This paper presents a surprisingly effective pipeline that outperforms SOTA joint models. Their pipeline predicts entity first then uses predicted entity type as markers and fed each pair of marked spans into a relation model later. This pipeline involves two separately fine-tuned PLMs and the relation model requires encoding of every possible pair of spans. To mitigate the latency issue, they proposed an approximation method which removes the attention of markers from tokens such that the encodings of tokens can be reused across all pairs.
Comments
- Very simple approach but very surprisingly good performance.
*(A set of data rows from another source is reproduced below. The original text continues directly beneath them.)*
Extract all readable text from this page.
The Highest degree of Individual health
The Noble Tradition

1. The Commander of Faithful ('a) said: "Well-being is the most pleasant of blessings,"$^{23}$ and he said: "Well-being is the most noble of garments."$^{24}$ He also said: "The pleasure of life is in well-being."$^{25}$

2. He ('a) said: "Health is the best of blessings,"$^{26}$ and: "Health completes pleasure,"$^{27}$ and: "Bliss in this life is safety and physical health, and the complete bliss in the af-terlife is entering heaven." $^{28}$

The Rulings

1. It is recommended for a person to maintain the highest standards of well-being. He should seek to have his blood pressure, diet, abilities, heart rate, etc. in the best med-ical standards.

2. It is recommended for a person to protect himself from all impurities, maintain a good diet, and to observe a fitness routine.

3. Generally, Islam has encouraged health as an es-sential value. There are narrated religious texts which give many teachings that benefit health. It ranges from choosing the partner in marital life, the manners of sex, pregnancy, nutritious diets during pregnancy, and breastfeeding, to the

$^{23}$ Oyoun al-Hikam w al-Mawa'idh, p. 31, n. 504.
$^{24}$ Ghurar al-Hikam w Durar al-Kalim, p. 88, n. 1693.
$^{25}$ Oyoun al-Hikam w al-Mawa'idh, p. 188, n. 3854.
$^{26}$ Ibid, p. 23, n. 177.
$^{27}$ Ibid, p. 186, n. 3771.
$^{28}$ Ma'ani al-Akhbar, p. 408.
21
- It aligns with some research findings that different task needs different features so MTL is not the silver bullet.
- Their approximation is very clever.
- The section of trying to solve error propagation is interesting too.
Rating
- 5: Transformative: This paper is likely to change our field. It should be considered for a best paper award.
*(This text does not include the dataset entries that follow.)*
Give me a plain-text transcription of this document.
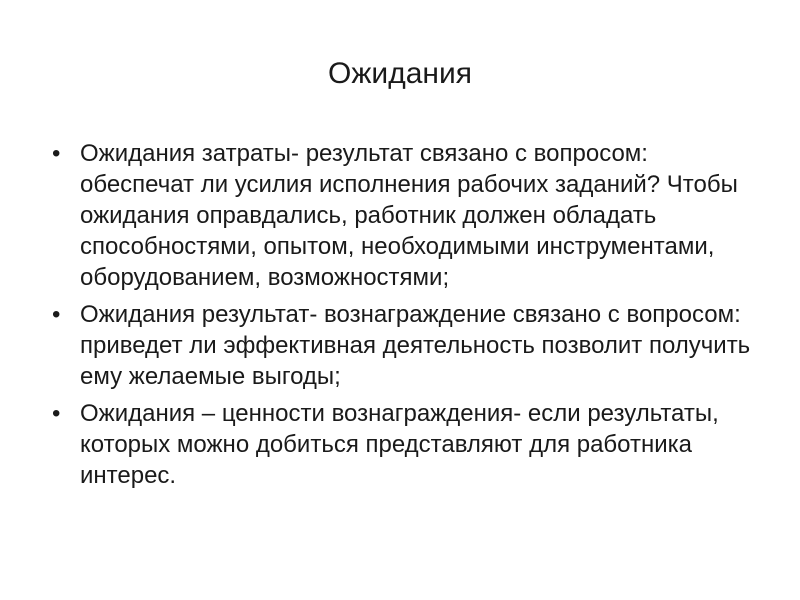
Ожидания
• Ожидания затраты- результат связано с вопросом: обеспечат ли усилия исполнения рабочих заданий? Чтобы ожидания оправдались, работник должен обладать способностями, опытом, необходимыми инструментами, оборудованием, возможностями;
• Ожидания результат- вознаграждение связано с вопросом: приведет ли эффективная деятельность позволит получить ему желаемые выгоды;
• Ожидания – ценности вознаграждения- если результаты, которых можно добиться представляют для работника интерес.
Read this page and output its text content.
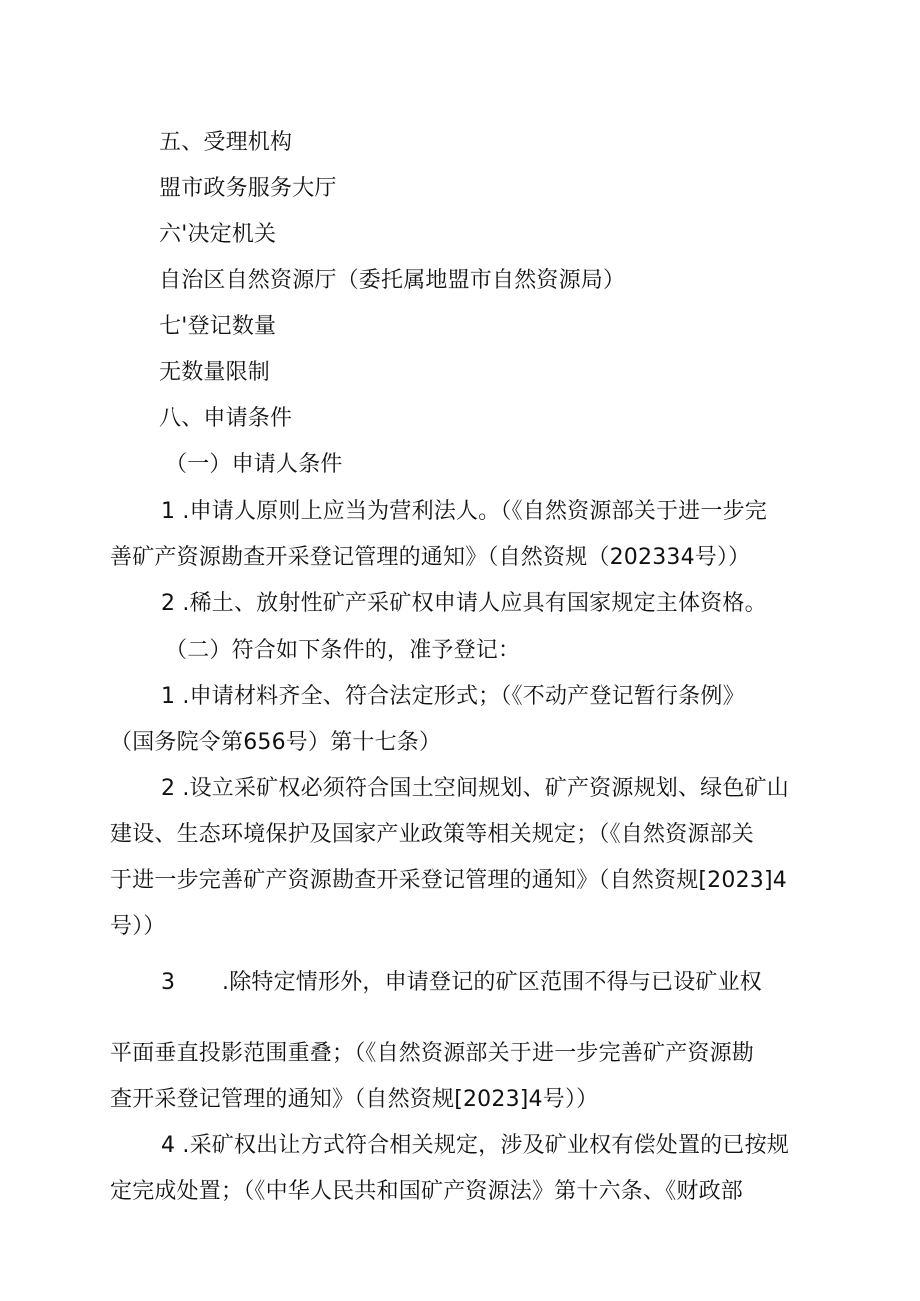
五、受理机构
盟市政务服务大厅
六'决定机关
自治区自然资源厅（委托属地盟市自然资源局）
七'登记数量
无数量限制
八、申请条件
（一）申请人条件
1 .申请人原则上应当为营利法人。（《自然资源部关于进一步完
善矿产资源勘查开采登记管理的通知》（自然资规（202334号））
2 .稀土、放射性矿产采矿权申请人应具有国家规定主体资格。
（二）符合如下条件的，准予登记：
1 .申请材料齐全、符合法定形式；（《不动产登记暂行条例》
（国务院令第656号）第十七条）
2 .设立采矿权必须符合国土空间规划、矿产资源规划、绿色矿山
建设、生态环境保护及国家产业政策等相关规定；（《自然资源部关
于进一步完善矿产资源勘查开采登记管理的通知》（自然资规[2023]4
号））
3 .除特定情形外，申请登记的矿区范围不得与已设矿业权
平面垂直投影范围重叠；（《自然资源部关于进一步完善矿产资源勘
查开采登记管理的通知》（自然资规[2023]4号））
4 .采矿权出让方式符合相关规定，涉及矿业权有偿处置的已按规
定完成处置；（《中华人民共和国矿产资源法》第十六条、《财政部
- 4.5: Exciting: It changed my thinking on this topic. I would fight for it to be accepted.
- 4: Strong: I learned a lot from it. I would like to see it accepted.
- 3.5: Leaning positive: It can be accepted more or less in its current form. However, the work it describes is not particularly exciting and/or inspiring, so it will not be a big loss if people don’t see it in this conference.
- 3: Ambivalent: It has merits (e.g., it reports state-of-the-art results, the idea is nice), but there are key weaknesses (e.g., I didn’t learn much from it, evaluation is not convincing, it describes incremental work). I believe it can significantly benefit from another round of revision, but I won’t object to accepting it if my co-reviewers are willing to champion it.
- 2.5: Leaning negative: I am leaning towards rejection, but I can be persuaded if my co-reviewers think otherwise.
- 2: Mediocre: I would rather not see it in the conference.
- 1.5: Weak: I am pretty confident that it should be rejected.
- 1: Poor: I would fight to have it rejected.